RE: Key results and recommendations from Face to Face

Hi Jason,

 I still don't follow your thoughts.   Help me here.

  If there are several acceptable methods then there are several acceptable
methods. 

  If there is only one - then there is only one.

  What is in the techniques doc does not change that fact.   Being in the
techniques doc may make one approach more known.   And it may give the user
of the technique more evidence that it is a good technique.  And it may be
used more.  (is that what you mean by de-facto standard?).   But it does not
make it normative.  And it does not require the user to use it to conform.

Perhaps we are confusing the term "standard" in its two meanings.  One is
"the way most people do it" and the other is " the way you must do it to
conform". 

Gregg



Gregg Vanderheiden writes:
 > Pretty good Jason,  except where you made the leap to "if there is no  >
standard than whatever techniques says is de facto standard".  This is not
> true.  If there is no standard and supported manner then there is none --
> and you can't comply with that technology.

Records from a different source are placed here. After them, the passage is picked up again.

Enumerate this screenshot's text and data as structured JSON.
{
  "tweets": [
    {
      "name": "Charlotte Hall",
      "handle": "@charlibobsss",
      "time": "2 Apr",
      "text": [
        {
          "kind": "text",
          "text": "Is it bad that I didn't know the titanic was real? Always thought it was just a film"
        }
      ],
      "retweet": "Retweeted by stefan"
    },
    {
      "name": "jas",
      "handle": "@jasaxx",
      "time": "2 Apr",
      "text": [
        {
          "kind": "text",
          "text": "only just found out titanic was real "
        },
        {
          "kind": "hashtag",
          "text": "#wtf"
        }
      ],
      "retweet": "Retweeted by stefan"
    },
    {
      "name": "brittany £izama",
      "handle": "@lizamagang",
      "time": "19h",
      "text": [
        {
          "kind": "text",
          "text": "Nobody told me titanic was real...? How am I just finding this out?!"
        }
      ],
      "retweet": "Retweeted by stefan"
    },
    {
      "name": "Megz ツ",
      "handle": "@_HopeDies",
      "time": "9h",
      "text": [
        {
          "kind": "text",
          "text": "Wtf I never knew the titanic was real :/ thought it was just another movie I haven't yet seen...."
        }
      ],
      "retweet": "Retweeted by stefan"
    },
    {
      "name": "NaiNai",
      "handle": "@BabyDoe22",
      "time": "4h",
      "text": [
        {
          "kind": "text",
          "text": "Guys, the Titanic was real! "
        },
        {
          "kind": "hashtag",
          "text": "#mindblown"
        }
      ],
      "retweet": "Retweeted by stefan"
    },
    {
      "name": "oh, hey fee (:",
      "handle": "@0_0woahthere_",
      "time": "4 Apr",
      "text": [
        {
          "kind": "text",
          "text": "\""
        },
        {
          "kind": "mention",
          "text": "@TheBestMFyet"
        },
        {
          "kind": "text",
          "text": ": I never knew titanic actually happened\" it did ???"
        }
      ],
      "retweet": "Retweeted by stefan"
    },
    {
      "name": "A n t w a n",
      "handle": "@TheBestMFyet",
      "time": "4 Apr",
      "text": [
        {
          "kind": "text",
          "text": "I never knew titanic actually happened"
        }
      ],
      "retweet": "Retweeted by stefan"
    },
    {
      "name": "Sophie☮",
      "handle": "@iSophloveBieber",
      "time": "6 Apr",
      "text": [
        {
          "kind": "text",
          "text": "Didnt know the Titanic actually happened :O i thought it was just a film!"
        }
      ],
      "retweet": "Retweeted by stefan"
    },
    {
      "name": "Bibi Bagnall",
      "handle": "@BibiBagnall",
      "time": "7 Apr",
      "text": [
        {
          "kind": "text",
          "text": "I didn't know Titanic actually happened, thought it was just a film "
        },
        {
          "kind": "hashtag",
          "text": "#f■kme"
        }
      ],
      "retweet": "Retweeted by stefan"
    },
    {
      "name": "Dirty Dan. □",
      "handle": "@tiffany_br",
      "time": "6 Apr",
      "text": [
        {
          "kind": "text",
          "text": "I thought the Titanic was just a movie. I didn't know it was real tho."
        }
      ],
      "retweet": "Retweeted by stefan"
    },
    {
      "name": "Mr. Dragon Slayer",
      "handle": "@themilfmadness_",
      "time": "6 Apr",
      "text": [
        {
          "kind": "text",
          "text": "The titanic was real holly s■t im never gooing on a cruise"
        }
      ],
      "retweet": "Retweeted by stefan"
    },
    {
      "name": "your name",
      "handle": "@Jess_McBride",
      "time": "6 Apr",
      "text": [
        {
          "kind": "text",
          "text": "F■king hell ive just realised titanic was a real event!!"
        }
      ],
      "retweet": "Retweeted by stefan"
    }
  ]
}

In the original post I was trying to clarify what I believed to be one of
the central issues Al raised. Suppose a format specification provides
features that allow a certain requirement to be met in several different
ways. That is, there are various distinct usage practices that would satisfy
the WCAG success criterion. To support accessibility, content developers and
software implementors need to know which to support.

The most likely outcome is that the techniques documents would fill the void
left by the absence of, or inconsistencies among, usage practices with
respect to the success criterion. In substance, the techniques documents
would be legislating by specifying one or more of the alternative solutions
allowed by the format specification; and this is what would give rise to the
accusation I mentioned of conferring a de facto authoritative status on the
techniques.

One answer might be to adopt a technique development process whereby
proposed techniques are implemented first, tested for efficacy, and only
then integrated into a document; the techniques documents might then be
truly statements of empirical fact rather than disguised norms.